You emptied the sand from your shoes weeks ago. Leaves are beginning their end-of-summer drift to the ground. The beach? It now seems remote in every sense, a warm, bright, faraway place last seen a long time ago -- Egypt in the time of the pharaohs.
You think of it as quiet, calm, empty.
It is none of those things.
The beach has great activity, no matter that most of the people are gone.
There is wind, so there are waves reshaping every shore, as surely as glaciers reshaped mountains. Glaciers brought rock from the continent's interior to the water's edge, where waves scoured and ground the rock into the sand that was between your toes. The current created by the waves scallops the shore.

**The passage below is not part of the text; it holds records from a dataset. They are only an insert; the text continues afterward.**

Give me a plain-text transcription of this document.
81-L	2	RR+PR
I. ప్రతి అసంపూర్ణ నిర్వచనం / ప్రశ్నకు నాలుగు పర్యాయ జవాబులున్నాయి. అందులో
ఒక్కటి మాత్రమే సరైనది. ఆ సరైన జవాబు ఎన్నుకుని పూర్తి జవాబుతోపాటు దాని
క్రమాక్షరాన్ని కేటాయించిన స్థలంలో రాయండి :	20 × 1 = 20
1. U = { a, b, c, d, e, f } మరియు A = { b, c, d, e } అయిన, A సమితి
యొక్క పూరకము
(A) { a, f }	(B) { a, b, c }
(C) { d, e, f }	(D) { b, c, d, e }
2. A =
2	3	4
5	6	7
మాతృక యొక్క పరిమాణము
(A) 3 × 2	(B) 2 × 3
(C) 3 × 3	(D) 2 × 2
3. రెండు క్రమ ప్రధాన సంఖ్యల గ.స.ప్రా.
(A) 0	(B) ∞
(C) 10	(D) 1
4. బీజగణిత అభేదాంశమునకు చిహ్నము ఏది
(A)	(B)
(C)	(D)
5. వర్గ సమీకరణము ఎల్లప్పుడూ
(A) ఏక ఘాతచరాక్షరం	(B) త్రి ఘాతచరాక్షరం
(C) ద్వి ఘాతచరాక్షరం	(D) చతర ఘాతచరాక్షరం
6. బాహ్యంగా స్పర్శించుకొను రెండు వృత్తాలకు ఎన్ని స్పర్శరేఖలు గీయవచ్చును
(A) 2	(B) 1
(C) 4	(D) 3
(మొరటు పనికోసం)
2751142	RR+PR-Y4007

Entire landscapes are in movement. Barrier islands, such as Maryland's Assateague and North Carolina's Outer Banks, constantly stretch or shrink. Because of ocean waves, Assateague is heading both south and west. No matter how much construction takes place on the ocean's edge, the Outer Banks will migrate toward the North Carolina mainland.
There is the sound of surf, the fragrance of ocean. There is the palate of blues, greens and grays that is the water. Water that is glassy, clear; turbulent, dark, threatening. There are water fleas and green-head flies, their season not yet over. There are tendrils of fog and the water's fine spray.
Think of all the action: An approaching wave, the swash climbing onto land, the forward motion slowing, then halted, some water sinking into the sand, the rest sliding back to the ocean. At the water's furthest reach are the small domes of trapped air.
Then another wave.
Then autumn, then winter and spring. Then your return to the shore.